From 6eb00dd2f0283f46d21ce9466d8d4e21dfd02550 Mon Sep 17 00:00:00 2001
From: Magnus <97634880+MagnusS0@users.noreply.github.com>
Date: Tue, 17 Dec 2024 14:46:05 +0100
Subject: [PATCH] Support for SDPA for SAM models (#34110)

* feat: add support for sdpa and gradient checkpointing

* fix: ruff format

* fix: config sdpa

* fix: sdpa layer naming convention

* fix: update test_eager_matches_sdpa_inference to handle vision_hidden_states

* test: skip incompatible tests and fix loading issue with sdpa

- Updated tests to skip cases flash and dynamic compile.
- Minor adjustment to ensure correct loading of model with sdpa for dispatch test.

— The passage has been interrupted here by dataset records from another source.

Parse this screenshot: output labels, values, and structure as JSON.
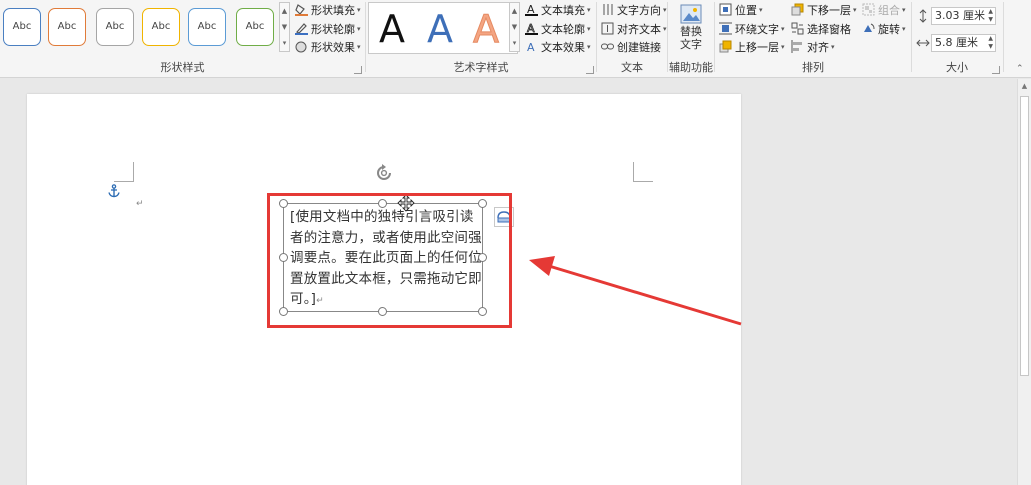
{
  "ribbon": {
    "shape_styles": {
      "label": "形状样式",
      "presets": [
        {
          "text": "Abc",
          "border": "#4a7fc1"
        },
        {
          "text": "Abc",
          "border": "#e07b39"
        },
        {
          "text": "Abc",
          "border": "#a5a5a5"
        },
        {
          "text": "Abc",
          "border": "#f0b400"
        },
        {
          "text": "Abc",
          "border": "#5b9bd5"
        },
        {
          "text": "Abc",
          "border": "#70ad47"
        }
      ],
      "fill": "形状填充",
      "outline": "形状轮廓",
      "effects": "形状效果"
    },
    "wordart": {
      "label": "艺术字样式",
      "samples": [
        {
          "text": "A",
          "color": "#111111"
        },
        {
          "text": "A",
          "color": "#3e6fb8"
        },
        {
          "text": "A",
          "color": "#f4a582"
        }
      ],
      "text_fill": "文本填充",
      "text_outline": "文本轮廓",
      "text_effects": "文本效果"
    },
    "text": {
      "label": "文本",
      "direction": "文字方向",
      "align": "对齐文本",
      "link": "创建链接"
    },
    "accessibility": {
      "label": "辅助功能",
      "alt_text_line1": "替换",
      "alt_text_line2": "文字"
    },
    "arrange": {
      "label": "排列",
      "position": "位置",
      "wrap": "环绕文字",
      "bring_forward": "上移一层",
      "send_backward": "下移一层",
      "selection_pane": "选择窗格",
      "align": "对齐",
      "group": "组合",
      "rotate": "旋转"
    },
    "size": {
      "label": "大小",
      "height": "3.03 厘米",
      "width": "5.8 厘米"
    }
  },
  "document": {
    "paragraph_mark": "↵",
    "textbox_text": "[使用文档中的独特引言吸引读者的注意力，或者使用此空间强调要点。要在此页面上的任何位置放置此文本框，只需拖动它即可。]",
    "textbox_end_mark": "↵"
  },
  "colors": {
    "highlight": "#e53935",
    "anchor": "#2e6db4"
  }
}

* style: apply Ruff formatting

* ruff fix again after rebase

* [run-slow] sam

* [run-slow] sam

* refactor: Address review comments and improve sub-config handling in SAM model tests

- Added attributes for sub_configs as per PR #34410.
- Enabled tests for configs, ensuring the composite model (SAM) has several sub-configs in the main config.
- Added class attribute _is_composite=True to the tester class
- test_sdpa_can_dispatch_composite_models added

* [run-slow] sam

* style: ruff

* [run-slow] sam

* style: ruff again ...

* [run-slow] sam
---
 .../models/sam/configuration_sam.py           |  11 ++
 src/transformers/models/sam/modeling_sam.py   | 167 +++++++++++++++++-
 tests/models/sam/test_modeling_sam.py         |  83 +++++++--
 tests/test_modeling_common.py                 |  26 +--
 4 files changed, 256 insertions(+), 31 deletions(-)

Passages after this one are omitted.